La Maison Blanche dévoile une vision réglementaire pour l’IA
La Maison Blanche a présenté un nouveau cadre politique sur l’intelligence artificielle qui comprend sept recommandations directrices visant à soutenir les propositions de politique de l’administration pour le Congrès.
Piliers du cadre politique national pour l’IA
Les sept piliers sont :
Protéger les enfants et responsabiliser les parents;
Protéger et renforcer les communautés américaines;
Respecter les droits de propriété intellectuelle et les créateurs;
Prévenir la censure et protéger la liberté d’expression;
Favoriser l’innovation et assurer la domination américaine en matière d’IA;
Éduquer les Américains et développer une main-d’œuvre prête pour l’IA;
Établir un cadre politique fédéral prévenant les lois étatiques contraignantes.
Détails des politiques
Les détails politiques au sein de chaque pilier visent à équilibrer la protection des citoyens — telle que l’élimination de la collecte de données des enfants et le renforcement des contrôles parentaux — tout en veillant à ce que les États-Unis ne soient pas freinés dans l’avancement des technologies de l’IA. Par exemple, bien que les utilisateurs soient protégés, le cadre stipule que des réformes de permis doivent être mises en œuvre pour développer davantage de centres de données.
Les exigences énergétiques intenses que nécessitent les centres de données soutenant l’IA peuvent augmenter les coûts d’électricité pour les résidents à proximité, à moins que des compensations ne soient mises en place.
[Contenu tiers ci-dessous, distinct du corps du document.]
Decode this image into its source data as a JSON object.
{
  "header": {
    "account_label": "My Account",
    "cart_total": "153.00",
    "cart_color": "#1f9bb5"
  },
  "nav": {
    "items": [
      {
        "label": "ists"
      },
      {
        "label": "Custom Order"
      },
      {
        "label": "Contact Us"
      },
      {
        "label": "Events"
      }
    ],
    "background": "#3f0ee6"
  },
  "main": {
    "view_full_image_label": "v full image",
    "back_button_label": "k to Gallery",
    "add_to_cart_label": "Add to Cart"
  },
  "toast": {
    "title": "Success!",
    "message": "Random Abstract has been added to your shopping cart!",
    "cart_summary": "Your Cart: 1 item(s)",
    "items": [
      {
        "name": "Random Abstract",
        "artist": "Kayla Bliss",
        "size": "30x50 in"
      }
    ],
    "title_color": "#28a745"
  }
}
Propriété intellectuelle et droits des créateurs
Le cadre recommande également que le Congrès établisse une législation protégeant les voix et les images des créateurs, tout en reconnaissant que l’extraction de contenus protégés par des droits d’auteur sur Internet par des IA n’est pas une violation des lois américaines sur le droit d’auteur. De plus, le cadre suggère que le Congrès développe des lois de licence permettant aux titulaires de droits de négocier des compensations pour l’utilisation de leur contenu dans l’IA.
Préemption des lois étatiques
Le cadre souligne également la nécessité d’une préemption des lois étatiques sur l’IA pour protéger l’avantage des États-Unis. Cependant, il note que cette préemption ne s’applique pas à l’utilisation de la technologie IA par les États dans des domaines où ils sont particulièrement aptes à réglementer.
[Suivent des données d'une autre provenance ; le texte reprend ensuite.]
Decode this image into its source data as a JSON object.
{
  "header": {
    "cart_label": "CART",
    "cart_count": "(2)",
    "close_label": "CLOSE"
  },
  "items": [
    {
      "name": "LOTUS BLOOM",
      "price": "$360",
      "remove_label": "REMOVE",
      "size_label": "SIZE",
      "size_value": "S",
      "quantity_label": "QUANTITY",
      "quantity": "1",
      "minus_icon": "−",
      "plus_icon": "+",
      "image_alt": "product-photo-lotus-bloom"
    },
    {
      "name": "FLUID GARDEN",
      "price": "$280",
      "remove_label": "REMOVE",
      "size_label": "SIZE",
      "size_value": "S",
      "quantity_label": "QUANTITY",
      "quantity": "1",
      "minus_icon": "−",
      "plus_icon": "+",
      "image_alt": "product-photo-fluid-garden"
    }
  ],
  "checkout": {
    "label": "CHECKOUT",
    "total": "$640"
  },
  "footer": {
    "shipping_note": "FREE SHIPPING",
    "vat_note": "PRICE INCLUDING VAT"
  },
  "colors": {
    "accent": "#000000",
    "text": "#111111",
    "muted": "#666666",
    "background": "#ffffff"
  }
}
Développement de la main-d’œuvre et innovation
Les derniers piliers concernant le développement de la main-d’œuvre, l’innovation et la protection de la liberté d’expression suscitent des controverses. Le cadre insiste sur la nécessité de former la main-d’œuvre américaine à l’IA et demande au Congrès de soutenir des méthodes non réglementaires pour élargir les programmes éducatifs existants.
Le cadre met également en avant la création de « sandboxes » réglementaires pour les applications d’IA, afin d’encourager le test et le développement de logiciels. De plus, il soutient que le Congrès doit fournir des ressources permettant aux partenaires industriels et académiques d’accéder aux ensembles de données fédérales pour un meilleur entraînement des modèles d’IA.
Liberté d’expression et préoccupations éthiques
Pour protéger la liberté d’expression des produits d’IA jugés « biaisés », le cadre recommande que le Congrès empêche les agences fédérales d’utiliser des technologies qui opèrent selon des « agendas idéologiques ». Cette recommandation fait suite à une demande de l’administration d’éliminer certains produits d’IA des opérations fédérales.
Réactions au cadre
Les réactions extérieures au cadre ont été variées. Des représentants de la Chambre des représentants ont rapidement exprimé leur soutien, mettant en avant l’importance d’un cadre national pour libérer le potentiel de l’IA et maintenir la position de leader mondial des États-Unis.
Des groupes de surveillance de l’IA ont cependant critiqué le cadre, affirmant qu’il protège les développeurs d’IA de toute responsabilité, ce qui soulève des préoccupations éthiques et de sécurité publiques.
Conclusion
Ce cadre politique représente une tentative ambitieuse de réglementer l’IA tout en favorisant l’innovation et en protégeant les intérêts des citoyens. Les débats autour de sa mise en œuvre et de ses implications continueront d’évoluer alors que les enjeux liés à l’IA deviennent de plus en plus cruciaux.